For BESS operators, these DA-RT spreads represent additional capture opportunity beyond pure arbitrage.


​Prices diverged by a factor of four between North and South

The price divergence reflects MISO's unique geography. The North-South constraint is contractual, not physical.

When Entergy joined MISO in 2013, only about 1,000 MW of direct transfer capability existed between the regions; with the remainder flowing through SPP and TVA systems. A 2016 settlement capped transfers at 3,000 MW northbound and 2,500 MW southbound. During Fern, cheaper generation stayed trapped while prices spiked elsewhere.

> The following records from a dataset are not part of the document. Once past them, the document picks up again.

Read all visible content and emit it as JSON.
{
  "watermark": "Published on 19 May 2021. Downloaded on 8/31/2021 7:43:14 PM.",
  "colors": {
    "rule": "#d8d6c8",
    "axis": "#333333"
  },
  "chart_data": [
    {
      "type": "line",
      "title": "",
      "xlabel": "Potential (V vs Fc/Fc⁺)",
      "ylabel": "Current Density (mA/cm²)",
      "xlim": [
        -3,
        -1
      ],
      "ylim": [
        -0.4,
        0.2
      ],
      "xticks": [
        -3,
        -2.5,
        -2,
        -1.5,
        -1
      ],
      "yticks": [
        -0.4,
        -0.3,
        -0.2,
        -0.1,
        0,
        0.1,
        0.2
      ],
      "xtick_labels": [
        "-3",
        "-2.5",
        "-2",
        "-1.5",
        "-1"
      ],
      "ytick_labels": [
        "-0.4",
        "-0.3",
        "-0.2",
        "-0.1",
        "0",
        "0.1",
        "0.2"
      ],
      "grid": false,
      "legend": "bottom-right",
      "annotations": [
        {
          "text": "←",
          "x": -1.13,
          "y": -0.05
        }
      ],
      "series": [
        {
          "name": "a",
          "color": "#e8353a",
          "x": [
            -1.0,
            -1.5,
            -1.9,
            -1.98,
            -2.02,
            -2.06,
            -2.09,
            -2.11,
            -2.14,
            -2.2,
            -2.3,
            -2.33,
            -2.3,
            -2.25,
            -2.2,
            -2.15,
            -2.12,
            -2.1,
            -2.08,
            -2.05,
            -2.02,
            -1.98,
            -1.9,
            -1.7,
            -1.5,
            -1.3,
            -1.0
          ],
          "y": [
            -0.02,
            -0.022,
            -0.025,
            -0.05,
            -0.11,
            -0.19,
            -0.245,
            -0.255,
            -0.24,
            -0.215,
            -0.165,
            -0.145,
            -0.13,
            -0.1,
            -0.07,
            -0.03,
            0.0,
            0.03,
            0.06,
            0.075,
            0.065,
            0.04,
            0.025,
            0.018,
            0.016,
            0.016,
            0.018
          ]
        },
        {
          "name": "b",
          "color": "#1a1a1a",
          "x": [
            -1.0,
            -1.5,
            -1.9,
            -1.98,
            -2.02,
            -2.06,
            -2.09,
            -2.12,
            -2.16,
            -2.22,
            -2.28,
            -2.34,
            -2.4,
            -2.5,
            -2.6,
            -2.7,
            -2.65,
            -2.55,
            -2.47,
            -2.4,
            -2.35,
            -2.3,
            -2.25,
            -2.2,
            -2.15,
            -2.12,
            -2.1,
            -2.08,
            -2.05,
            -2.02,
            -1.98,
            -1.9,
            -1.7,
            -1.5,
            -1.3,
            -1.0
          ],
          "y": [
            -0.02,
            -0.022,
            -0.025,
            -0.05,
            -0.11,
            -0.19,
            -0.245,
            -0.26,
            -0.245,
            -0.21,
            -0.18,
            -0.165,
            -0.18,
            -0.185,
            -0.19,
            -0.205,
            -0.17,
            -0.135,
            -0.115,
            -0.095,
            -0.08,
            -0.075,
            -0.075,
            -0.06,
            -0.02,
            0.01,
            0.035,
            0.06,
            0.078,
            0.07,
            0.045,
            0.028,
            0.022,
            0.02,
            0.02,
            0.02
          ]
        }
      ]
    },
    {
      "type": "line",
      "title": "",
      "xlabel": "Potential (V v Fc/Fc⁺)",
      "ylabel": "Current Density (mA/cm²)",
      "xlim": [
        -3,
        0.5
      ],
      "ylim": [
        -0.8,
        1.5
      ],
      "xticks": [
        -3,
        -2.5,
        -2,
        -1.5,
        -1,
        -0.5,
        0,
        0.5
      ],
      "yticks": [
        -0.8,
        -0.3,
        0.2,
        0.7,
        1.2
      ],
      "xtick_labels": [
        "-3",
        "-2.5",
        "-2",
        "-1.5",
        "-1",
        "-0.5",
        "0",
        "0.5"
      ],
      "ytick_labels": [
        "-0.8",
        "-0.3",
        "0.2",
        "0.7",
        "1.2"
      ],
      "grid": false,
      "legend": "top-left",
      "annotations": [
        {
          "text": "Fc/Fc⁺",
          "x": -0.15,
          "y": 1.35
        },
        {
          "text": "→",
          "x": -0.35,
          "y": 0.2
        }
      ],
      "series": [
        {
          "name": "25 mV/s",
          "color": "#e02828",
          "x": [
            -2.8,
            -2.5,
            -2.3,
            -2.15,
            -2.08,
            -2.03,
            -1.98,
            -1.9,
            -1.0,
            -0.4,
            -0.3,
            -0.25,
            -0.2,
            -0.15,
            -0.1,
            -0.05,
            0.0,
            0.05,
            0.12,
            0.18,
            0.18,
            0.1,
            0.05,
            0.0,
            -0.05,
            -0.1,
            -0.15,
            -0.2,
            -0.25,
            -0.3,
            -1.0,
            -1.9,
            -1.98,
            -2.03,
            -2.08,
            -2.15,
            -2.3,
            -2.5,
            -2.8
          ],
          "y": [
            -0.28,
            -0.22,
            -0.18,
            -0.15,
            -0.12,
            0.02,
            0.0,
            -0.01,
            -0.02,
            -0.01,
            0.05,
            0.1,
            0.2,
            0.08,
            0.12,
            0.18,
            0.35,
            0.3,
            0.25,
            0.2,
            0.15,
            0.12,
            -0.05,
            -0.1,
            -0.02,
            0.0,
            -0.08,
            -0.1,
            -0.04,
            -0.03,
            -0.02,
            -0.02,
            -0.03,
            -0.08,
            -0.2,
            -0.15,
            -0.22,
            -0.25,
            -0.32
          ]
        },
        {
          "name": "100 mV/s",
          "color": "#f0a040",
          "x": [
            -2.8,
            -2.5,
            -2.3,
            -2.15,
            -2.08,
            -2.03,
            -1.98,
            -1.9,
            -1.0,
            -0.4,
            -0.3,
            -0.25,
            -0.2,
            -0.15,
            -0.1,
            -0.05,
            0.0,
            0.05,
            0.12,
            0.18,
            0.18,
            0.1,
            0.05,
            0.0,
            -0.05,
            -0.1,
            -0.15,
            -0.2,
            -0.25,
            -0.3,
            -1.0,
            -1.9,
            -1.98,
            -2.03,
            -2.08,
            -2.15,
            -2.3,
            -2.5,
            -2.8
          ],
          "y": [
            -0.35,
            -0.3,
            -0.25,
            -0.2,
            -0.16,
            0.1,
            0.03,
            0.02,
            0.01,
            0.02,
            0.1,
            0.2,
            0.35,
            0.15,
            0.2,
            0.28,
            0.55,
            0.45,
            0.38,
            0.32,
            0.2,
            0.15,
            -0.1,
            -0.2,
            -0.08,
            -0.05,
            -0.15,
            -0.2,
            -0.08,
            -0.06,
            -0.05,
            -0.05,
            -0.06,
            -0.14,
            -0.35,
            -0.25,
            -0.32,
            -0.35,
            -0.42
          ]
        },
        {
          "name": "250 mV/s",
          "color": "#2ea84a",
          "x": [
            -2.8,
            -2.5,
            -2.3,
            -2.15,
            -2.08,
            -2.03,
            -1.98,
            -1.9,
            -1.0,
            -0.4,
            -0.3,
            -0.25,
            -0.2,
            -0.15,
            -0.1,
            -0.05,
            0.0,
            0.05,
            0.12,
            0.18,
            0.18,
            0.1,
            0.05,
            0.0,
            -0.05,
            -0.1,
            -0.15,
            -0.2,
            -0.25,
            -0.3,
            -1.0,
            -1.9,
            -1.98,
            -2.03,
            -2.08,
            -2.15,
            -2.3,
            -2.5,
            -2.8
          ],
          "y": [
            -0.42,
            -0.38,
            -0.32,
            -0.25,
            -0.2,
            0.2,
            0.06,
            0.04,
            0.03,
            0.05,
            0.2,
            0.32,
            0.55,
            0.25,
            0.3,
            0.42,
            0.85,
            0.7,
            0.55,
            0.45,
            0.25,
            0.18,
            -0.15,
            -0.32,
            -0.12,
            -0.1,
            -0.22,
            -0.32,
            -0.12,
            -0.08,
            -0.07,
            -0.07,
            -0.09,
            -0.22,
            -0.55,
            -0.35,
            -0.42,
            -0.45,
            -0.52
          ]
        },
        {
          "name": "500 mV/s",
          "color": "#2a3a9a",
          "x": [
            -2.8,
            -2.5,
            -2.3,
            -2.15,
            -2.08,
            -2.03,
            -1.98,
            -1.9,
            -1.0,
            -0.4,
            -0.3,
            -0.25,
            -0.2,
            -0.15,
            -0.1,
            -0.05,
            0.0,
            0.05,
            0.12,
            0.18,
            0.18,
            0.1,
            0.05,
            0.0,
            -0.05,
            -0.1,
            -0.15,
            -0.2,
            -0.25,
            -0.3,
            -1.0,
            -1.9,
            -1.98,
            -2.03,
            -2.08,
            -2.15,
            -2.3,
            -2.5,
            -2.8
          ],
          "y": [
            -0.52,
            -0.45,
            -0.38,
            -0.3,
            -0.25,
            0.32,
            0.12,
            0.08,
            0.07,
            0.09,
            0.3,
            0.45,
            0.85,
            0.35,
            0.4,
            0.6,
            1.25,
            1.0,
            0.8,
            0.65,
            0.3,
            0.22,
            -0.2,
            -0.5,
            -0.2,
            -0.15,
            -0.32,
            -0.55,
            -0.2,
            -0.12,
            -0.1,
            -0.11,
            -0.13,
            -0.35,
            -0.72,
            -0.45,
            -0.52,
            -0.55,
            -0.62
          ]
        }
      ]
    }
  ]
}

​Minnesota's average real-time LMP across the storm reached $206/MWh. Illinois averaged $118/MWh. The 75% gap stems from congestion: Minnesota saw +$31/MWh average congestion while Illinois experienced -$42/MWh. Illinois could access cheaper sources of generation while Minnesota sat behind transmission bottlenecks.

The divergence matters for BESS siting. A battery in Minnesota would have captured the $1,351/MWh spike. The same asset in Louisiana would have seen $314/MWh. Location drove a 4x difference in peak revenue opportunity.

​Fuel diversity prevented a repeat of Winter Storm Uri

Winter Storm Uri's defining feature—which forced widespread blackouts across Texas in 2021—was forced outages of thermal generation through loss of fuel supply or plant-level failure. Over 40% of gas and coal capacity went offline. Fern was different: MISO reported forced outage rates well below 10%, a fraction of Uri's failures.

​Natural gas plants ramped flexibly, providing 36% of total generation across the storm. Coal added another 33%. Nuclear held constant at 13%, providing baseload stability. The reliance on thermal generation, particularly less efficient peaking gas units, contributed to elevated prices in constrained regions.

Wind proved volatile but net positive. Output swung from 2,900 MW to 22,900 MW hour-to-hour, stressing the grid. Gas plants absorbed the variability, ramping down 43% during wind surges. The fuel mix worked because it could flex.


​Three findings matter for BESS in MISO:

  • Storm capture is real, but location dependent. Minnesota offered $2,873/MW-day TB4 spreads, while Mississippi offered $678. Same storm, same weekend, 4x difference in returns.
  • Grid improvements have compressed the tail. Uri saw Minnesota TB4 spreads above $10,000/MWh. Fern delivered $2,873. Weatherization and fuel supply contracts since 2021 have reduced extreme spikes. Don't underwrite for Uri.
  • Congestion patterns are predictable. Minnesota's +$31/MWh average congestion versus Illinois's -$42/MWh reflects transmission topology that persists across stress events. Site accordingly.

​BESS is purpose-built for this kind of volatility.

Unlike gas plants that face fuel delivery risk and elevated commodity costs during winter stress, batteries respond in seconds rather than minutes. At scale, BESS discharging into scarcity hours would compress the spreads themselves, capturing value while reducing system costs.